Idéologie bourgeoise et sécession des artistes (1850-80)

Idéologie bourgeoise et sécession des artistes  (1850-80)


Idéologie bourgeoise et 

sécession des artistes 

(1850-80)


L'échec de la Révolution de 1848, puis le coup d'État de Napoléon III (1851) mettent fin au rêve romantique de transformer la société en une République généreuse, plus égalitaire, guidée par ses intellectuels.

L'idéologie bourgeoise reprend volontiers des thèmes du XVIIIe siècle libéral, ceux de Voltaire surtout : confiance dans le progrès, liberté de pensée, anticléricalisme. Elle s'exprime dans la philosophie positive (Auguste Comte, Renan et Taine). Son rationalisme très modéré prône comme valeurs la science, l'esprit, le bon sens, mais en les associant à un souci d'ordre moral et social qui fait accepter l'Église, cette force de tradition, et refuser toute évolution dès qu'il s'agit de questions sociales. Les critiques littéraires font l'histoire de la littérature en évaluant les « grands classiques » (Nisard, Sainte-Beuve). Une grande partie de la production s'oriente vers un réalisme de bon ton (A. Dumas fils). Le divertissement brillant (Offenbach, Labiche) côtoie une littérature de large consommation. Le « succès du siècle » c'est Le Maître des Forges (1882) de Georges Ohnet (250 éditions).

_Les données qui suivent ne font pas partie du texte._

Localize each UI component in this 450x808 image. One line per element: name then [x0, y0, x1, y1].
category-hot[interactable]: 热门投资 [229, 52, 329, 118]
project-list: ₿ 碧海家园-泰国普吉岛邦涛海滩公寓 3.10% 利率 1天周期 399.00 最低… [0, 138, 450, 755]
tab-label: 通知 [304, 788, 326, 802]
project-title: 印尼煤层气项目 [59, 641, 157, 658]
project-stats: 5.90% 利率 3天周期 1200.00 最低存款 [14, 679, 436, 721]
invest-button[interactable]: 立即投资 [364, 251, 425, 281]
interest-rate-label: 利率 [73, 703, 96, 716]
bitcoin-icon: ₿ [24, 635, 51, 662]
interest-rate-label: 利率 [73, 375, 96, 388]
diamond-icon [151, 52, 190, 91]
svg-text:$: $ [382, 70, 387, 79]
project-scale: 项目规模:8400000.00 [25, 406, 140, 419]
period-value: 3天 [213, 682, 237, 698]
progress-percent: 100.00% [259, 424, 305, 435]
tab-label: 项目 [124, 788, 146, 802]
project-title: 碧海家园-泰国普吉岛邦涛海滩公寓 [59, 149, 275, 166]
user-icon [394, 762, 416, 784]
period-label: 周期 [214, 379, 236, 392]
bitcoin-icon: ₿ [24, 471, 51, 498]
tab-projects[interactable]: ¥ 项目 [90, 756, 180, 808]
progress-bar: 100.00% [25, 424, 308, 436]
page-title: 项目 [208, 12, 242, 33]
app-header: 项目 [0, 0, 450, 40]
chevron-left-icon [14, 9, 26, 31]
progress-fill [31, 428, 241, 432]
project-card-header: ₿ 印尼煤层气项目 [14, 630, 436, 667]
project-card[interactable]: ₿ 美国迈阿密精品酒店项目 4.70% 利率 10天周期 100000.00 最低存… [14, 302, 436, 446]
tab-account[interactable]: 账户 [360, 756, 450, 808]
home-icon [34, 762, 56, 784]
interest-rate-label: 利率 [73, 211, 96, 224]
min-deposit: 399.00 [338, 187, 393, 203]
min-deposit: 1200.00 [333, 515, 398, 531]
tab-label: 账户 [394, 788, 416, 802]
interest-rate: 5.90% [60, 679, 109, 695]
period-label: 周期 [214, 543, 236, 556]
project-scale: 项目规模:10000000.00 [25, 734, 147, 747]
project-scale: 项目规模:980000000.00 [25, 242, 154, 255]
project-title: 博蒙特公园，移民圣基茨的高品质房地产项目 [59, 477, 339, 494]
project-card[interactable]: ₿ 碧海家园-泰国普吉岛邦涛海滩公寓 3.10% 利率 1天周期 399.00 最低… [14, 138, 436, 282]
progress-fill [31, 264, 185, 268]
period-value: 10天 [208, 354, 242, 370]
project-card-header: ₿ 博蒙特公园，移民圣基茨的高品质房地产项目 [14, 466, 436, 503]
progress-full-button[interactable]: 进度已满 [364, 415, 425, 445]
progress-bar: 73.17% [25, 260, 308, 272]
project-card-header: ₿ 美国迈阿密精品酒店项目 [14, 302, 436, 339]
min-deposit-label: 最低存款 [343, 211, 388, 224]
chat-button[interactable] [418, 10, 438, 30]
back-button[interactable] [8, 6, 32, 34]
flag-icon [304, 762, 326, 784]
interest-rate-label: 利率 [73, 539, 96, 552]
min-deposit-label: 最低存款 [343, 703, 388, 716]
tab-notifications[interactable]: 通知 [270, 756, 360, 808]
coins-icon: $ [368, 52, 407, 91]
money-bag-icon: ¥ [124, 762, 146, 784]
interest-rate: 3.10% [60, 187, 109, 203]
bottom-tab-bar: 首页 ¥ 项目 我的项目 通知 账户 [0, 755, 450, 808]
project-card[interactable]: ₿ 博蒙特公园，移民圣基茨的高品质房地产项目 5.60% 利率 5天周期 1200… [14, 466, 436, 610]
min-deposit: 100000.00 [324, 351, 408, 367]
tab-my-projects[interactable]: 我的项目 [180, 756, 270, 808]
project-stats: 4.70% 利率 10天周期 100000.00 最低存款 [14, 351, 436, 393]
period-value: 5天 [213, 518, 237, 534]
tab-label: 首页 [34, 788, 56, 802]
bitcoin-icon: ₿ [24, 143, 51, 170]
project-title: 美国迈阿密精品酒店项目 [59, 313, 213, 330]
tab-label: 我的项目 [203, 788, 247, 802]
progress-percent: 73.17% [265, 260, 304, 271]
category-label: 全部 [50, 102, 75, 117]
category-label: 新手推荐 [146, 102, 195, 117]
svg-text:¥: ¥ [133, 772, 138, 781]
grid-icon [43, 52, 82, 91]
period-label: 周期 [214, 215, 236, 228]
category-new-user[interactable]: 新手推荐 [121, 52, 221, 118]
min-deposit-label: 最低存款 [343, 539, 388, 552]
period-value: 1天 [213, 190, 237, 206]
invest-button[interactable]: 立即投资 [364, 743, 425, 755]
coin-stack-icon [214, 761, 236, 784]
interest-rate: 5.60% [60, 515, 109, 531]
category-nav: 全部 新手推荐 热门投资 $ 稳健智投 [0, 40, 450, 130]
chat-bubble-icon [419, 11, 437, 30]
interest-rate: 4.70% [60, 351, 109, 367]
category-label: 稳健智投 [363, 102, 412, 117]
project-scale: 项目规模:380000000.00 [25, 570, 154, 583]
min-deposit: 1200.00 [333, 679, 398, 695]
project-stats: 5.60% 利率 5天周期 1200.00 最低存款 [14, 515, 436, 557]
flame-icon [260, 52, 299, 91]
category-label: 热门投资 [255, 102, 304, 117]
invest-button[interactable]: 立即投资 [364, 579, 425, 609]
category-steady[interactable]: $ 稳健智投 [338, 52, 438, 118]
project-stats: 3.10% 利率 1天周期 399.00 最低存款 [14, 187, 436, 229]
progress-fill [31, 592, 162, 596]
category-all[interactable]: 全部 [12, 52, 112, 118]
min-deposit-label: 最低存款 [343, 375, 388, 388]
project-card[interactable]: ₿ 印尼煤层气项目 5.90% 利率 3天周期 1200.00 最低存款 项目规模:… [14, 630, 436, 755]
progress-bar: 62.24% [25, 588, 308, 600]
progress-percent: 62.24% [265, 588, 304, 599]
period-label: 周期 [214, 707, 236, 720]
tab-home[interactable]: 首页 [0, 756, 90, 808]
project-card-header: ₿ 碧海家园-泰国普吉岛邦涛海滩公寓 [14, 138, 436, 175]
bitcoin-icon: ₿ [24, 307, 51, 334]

L'isolement des artistes s'accentue face à l'uniformisation triomphante que l'École contribue à ancrer dans les consciences. Contre le conformisme, contre l'engagement politique et même le réalisme qui soumet l'art au social, l'Art pour l'Art défend l'idée d'une aristocratie de l'esprit : on n'écrit plus que pour ses égaux, le groupe producteur devient son propre consommateur privilégié. 

L'artiste se replie sur son milieu et sa solitude et refuse une place dans un monde jugé répugnant. On affirme la valeur des techniques d'écriture contraignantes ; l'auteur est créateur non par son inspiration, mais par son art d'utilisation du langage, qui crée alors un objet autonome original. C'est, dans l'art littéraire, une révolution. Le monde artiste glisse alors progressivement vers la marginalité. Le premier volume du Parnasse contemporain (1866) rassemble notamment des poèmes de T. Gautier, Banville, Leconte de Lisle, Coppée, Sully-Prudhomme, Baudelaire, Verlaine et Mallarmé. Cette école (les Parnassiens) finira par constituer à son tour une forme de l'art officiel.

Parnasse : au milieu du siècle, se constitue autour de Leconte de Lisle un groupe de poètes dits « parnassiens », unis par le besoin de réagir contre les épanchements romantiques, qu'ils considèrent excessifs. Ils prônent une poésie descriptive, aux lignes pures, à la plastique impeccable et dont la seule raison d'être est la beauté (théorie de l'art pour l'art). POTELET

D'autres œuvres, en revanche, mettent en jeu une esthétique neuve, explorent l'imaginaire et proposent des visions du monde irrecevables par l'idéologie officielle ; ces poètes maudits dont certains passent alors inaperçus, ont surtout un succès de scandale, mais ils créent les moyens d'une mutation radicale de la poésie.

CH. BAUDELAIRE, dont le recueil Les Fleurs du Mal (1857) est condamné pour immoralité, fait de la poésie une quête de soi, par les correspondances qu'elle dévoile entre le monde sensible et des vérités cachées. Dandysme, sensualité, angoisse du mal se retrouvent aussi dans ses Petits poèmes en prose (1865).

P. VERLAINE Poèmes Saturniens (1866), Sagesse (1880), Jadis et Naguère (1884) donne au langage poétique une musicalité neuve : recherches approfondies qui tentent à la fois de traduire et de compenser une conscience amère de la fragilité du moi et du monde.

A. RIMBAUD Une saison en enfer (1873), Illuminations (1872-73) progresse vers la connaissance des pouvoirs cachés du langage, mais rompt très jeune avec la pratique de la poésie.

LAUTRÉAMONT Les Chants du Maldoror (1868).
Des personnalités originales, quoique moins puissantes : Cros, Corbière, Nouveau visent des objectifs semblables. Cet état d'esprit affecte aussi des romanciers comme Flaubert, Maupassant ou Barbey d'Aurevilly qui affirment leur rupture avec la société du temps.